Ce n’est pas fini. Le directeur littéraire (ou la directrice littéraire) peut vous demander d’apporter des changements à votre manuscrit ou/et à votre titre. Vous devez donc compter du temps pour sa lecture critique, du temps pour votre réécriture. Viennent ensuite les correcteurs, réviseurs, graphistes. Là aussi, il faut prévoir du temps pour les allers-retours et votre propre temps pour approuver ou confirmer certains changements (attention, ce laps de temps peut être encadré par un article du contrat). On va aussi vous présenter la couverture.

Est-ce que cela veut dire que votre livre est prêt à partir sur les tablettes des librairies ? Pas encore : il va falloir qu’il passe d’abord par la case « imprimerie », avec des délais que votre maison d’édition aura prévus dans son calendrier.
Comme idéalement votre maison d’édition passe par les services d’un diffuseur pour assurer la présence de ses livres (dont le vôtre) en librairie, elle va lui présenter votre bébé. Et idéalement, le représentant du diffuseur qui va proposer votre titre aux libraires va le parcourir ou le lire.

Bien sûr, il s’agit là d’un parcours simplifié. Pour être précis, il faudrait ajouter d’autres éléments, faire des boucles, etc. Mais cela vous donne une idée. Écrire n’a rien d’instantané, réécrire non plus, et être publié pas davantage. Parce que cela exige du temps, l’écrivain se doit d’être patient ET persévérant.

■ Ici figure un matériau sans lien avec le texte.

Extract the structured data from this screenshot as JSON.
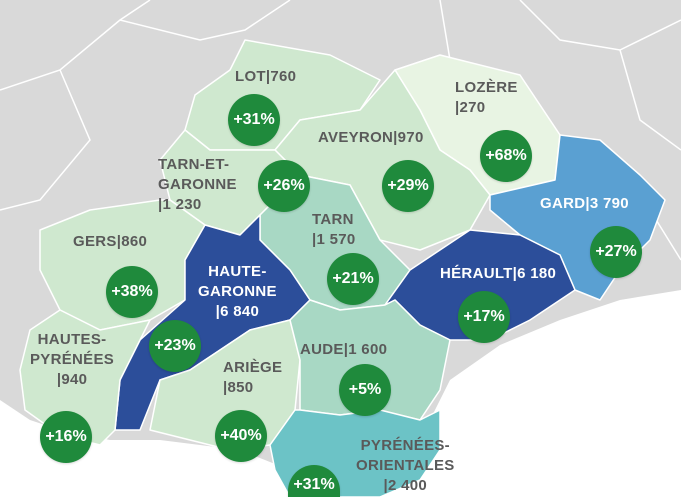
{
  "colors": {
    "outside_land": "#d9d9d9",
    "sea": "#ffffff",
    "badge": "#1f8a3c",
    "dark_blue": "#2c4e9a",
    "mid_blue": "#5aa0d2",
    "teal": "#6cc3c6",
    "light_green": "#cfe8cf",
    "pale_green": "#e8f4e3"
  },
  "departments": [
    {
      "id": "lot",
      "lines": [
        "LOT|760"
      ],
      "change": "+31%"
    },
    {
      "id": "lozere",
      "lines": [
        "LOZÈRE",
        "|270"
      ],
      "change": "+68%"
    },
    {
      "id": "aveyron",
      "lines": [
        "AVEYRON|970"
      ],
      "change": "+29%"
    },
    {
      "id": "tarn-et-garonne",
      "lines": [
        "TARN-ET-",
        "GARONNE",
        "|1 230"
      ],
      "change": "+26%"
    },
    {
      "id": "gard",
      "lines": [
        "GARD|3 790"
      ],
      "change": "+27%"
    },
    {
      "id": "tarn",
      "lines": [
        "TARN",
        "|1 570"
      ],
      "change": "+21%"
    },
    {
      "id": "gers",
      "lines": [
        "GERS|860"
      ],
      "change": "+38%"
    },
    {
      "id": "haute-garonne",
      "lines": [
        "HAUTE-",
        "GARONNE",
        "|6 840"
      ],
      "change": "+23%"
    },
    {
      "id": "herault",
      "lines": [
        "HÉRAULT|6 180"
      ],
      "change": "+17%"
    },
    {
      "id": "hautes-pyrenees",
      "lines": [
        "HAUTES-",
        "PYRÉNÉES",
        "|940"
      ],
      "change": "+16%"
    },
    {
      "id": "ariege",
      "lines": [
        "ARIÈGE",
        "|850"
      ],
      "change": "+40%"
    },
    {
      "id": "aude",
      "lines": [
        "AUDE|1 600"
      ],
      "change": "+5%"
    },
    {
      "id": "pyrenees-orientales",
      "lines": [
        "PYRÉNÉES-",
        "ORIENTALES",
        "|2 400"
      ],
      "change": "+31%"
    }
  ]
}
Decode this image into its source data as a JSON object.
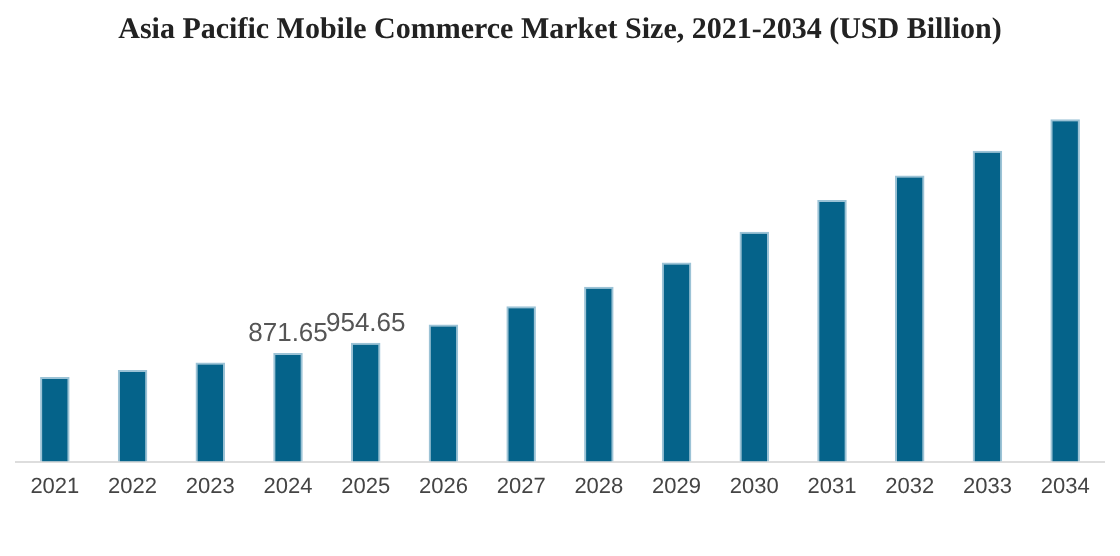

« Chaque fois que l’on m’interviewe, on me demande : « Quelle est la qualité la plus importante que doit posséder un romancier? » C’est tout à fait évident : le talent. (…)Si on me demande quelle est la deuxième qualité importante pour un romancier, je réponds sans hésitation : la concentration. (..) une véritable concentration permet de compenser un talent capricieux ou même insuffisant. (…) Après la concentration, la qualité la plus importante pour un romancier est la persévérance. »

— Haruki Murakami, Autoportrait de l’auteur en coureur de fond.